Flaws in the Commission documented by our own groups and others include:
However, despite its limitations, commissioners from both countries made an effort to sift through the information and produce meaningful conclusions. Notably, the Commission did not exercise its power to recommend amnesties for any individuals. The Commission has found that the Indonesian military, as an institution, was responsible for crimes against humanity. This finding leads our organizations to two inescapable conclusions:
An institution that was responsible for crimes against humanity remains a powerful and largely unreformed force within Indonesia. Despite a few important steps following the fall of President Soeharto, such as the separation of the police from the military and the loss of automatic seats in parliament, the military has made little progress in accepting civilian control, divesting of its massive empire of legal and illegal businesses, or holding its members accountable for human rights violations.
A further judicial mechanism is needed to assign individual responsibility for those crimes.

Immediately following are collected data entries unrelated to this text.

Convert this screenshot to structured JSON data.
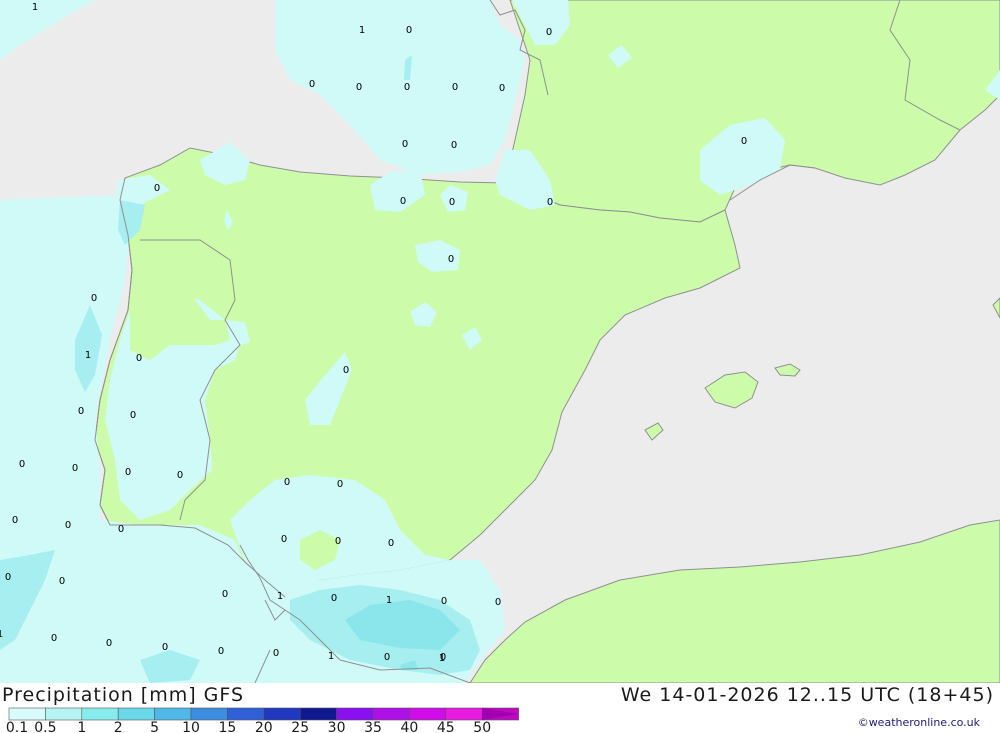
{
  "map": {
    "product": "Precipitation [mm] GFS",
    "valid_time": "We 14-01-2026 12..15 UTC (18+45)",
    "credit": "©weatheronline.co.uk",
    "colors": {
      "sea": "#ececec",
      "land_dry": "#ccfcaa",
      "precip_light": "#cffaf8",
      "precip_mid": "#a6eef0",
      "precip_heavy": "#8ae6ea",
      "coast": "#909090"
    },
    "values": [
      "1",
      "1",
      "0",
      "0",
      "0",
      "0",
      "0",
      "0",
      "0",
      "0",
      "0",
      "0",
      "0",
      "0",
      "0",
      "0",
      "0",
      "0",
      "0",
      "1",
      "0",
      "0",
      "0",
      "0",
      "0",
      "0",
      "0",
      "0",
      "0",
      "0",
      "0",
      "0",
      "0",
      "0",
      "0",
      "0",
      "0",
      "0",
      "1",
      "0",
      "0",
      "1",
      "0",
      "0",
      "1",
      "0",
      "0",
      "0",
      "0",
      "0",
      "1",
      "0",
      "1"
    ]
  },
  "legend": {
    "labels": [
      "0.1",
      "0.5",
      "1",
      "2",
      "5",
      "10",
      "15",
      "20",
      "25",
      "30",
      "35",
      "40",
      "45",
      "50"
    ],
    "colors": [
      "#d8fcfc",
      "#b6f4f4",
      "#88ecec",
      "#6ad8e8",
      "#50b8e8",
      "#3c8ce0",
      "#3060d8",
      "#2038c0",
      "#101890",
      "#8a10f0",
      "#b010e8",
      "#d00ce8",
      "#e81ce0",
      "#c008c0"
    ]
  }
}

Individual responsibility is a fundamental principle of international criminal law and an essential aspect of reconciliation. Some of those implicated in the violence maintain positions of influence in Indonesia, either within the military or as retired civilians active in politics.

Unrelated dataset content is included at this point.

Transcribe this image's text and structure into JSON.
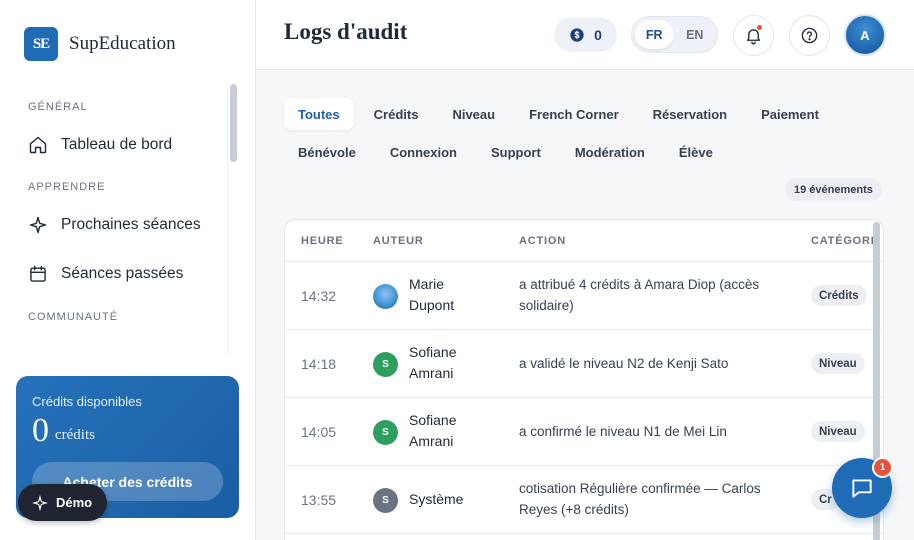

It is also important to note that just as the Commission must not be the last word, neither was it the first. A 2000 report by an investigative team from Indonesia’s National Human Rights Commission identified serious violations and recommended investigation of numerous civilian and military officials. Timor-Leste’s Commission of Reception, Truth and Reconciliation (CAVR) produced a comprehensive 2,000 page report with recommendations on accountability and reparations that have been largely unimplemented. The U.N.-backed Serious Crimes Unit in Dili indicted numerous individuals for prosecution, most of whom remain at large in Indonesia. A U.N. Commission of Experts found that Indonesia’s efforts at accountability, the Jakarta ad hoc tribunals, were “manifestly inadequate.” The only defendant serving time for a conviction in those trials, militia leader Eurico Gutteres was recently acquitted on appeal. The CTF report notes serious shortcomings of the Jakarta trials.
Both the U.N. Commission of Experts and the CAVR urged that an international tribunal be formed if Indonesia did not promptly act to hold the perpetrators accountable. It is possible that the findings of the Commission of Truth and Friendship will spur further prosecutions in Indonesia, ideally in conjunction with the international community to ensure both credibility and resources. However, Indonesia’s record in this area is clear, and it is highly unlikely that the Indonesian government will act without clear signals from the international community that an international tribunal remains a credible option.
Those who committed crimes against humanity throughout Indonesia’s invasion and occupation of Timor-Leste must be identified and prosecuted, for the sake of justice for past victims in Timor-Leste and for a future in which human rights are respected in Indonesia. The international community and the government of Timor-Leste must play a role in ensuring both prosecutions and reparations to victims. As recommended by the Commission, Indonesia must comprehensively reform its armed forces.
If Indonesia truly wants closure and full acceptance by the international community as a rights-respecting nation, there is no alternative but an end to impunity through individual as well as institutional accountability.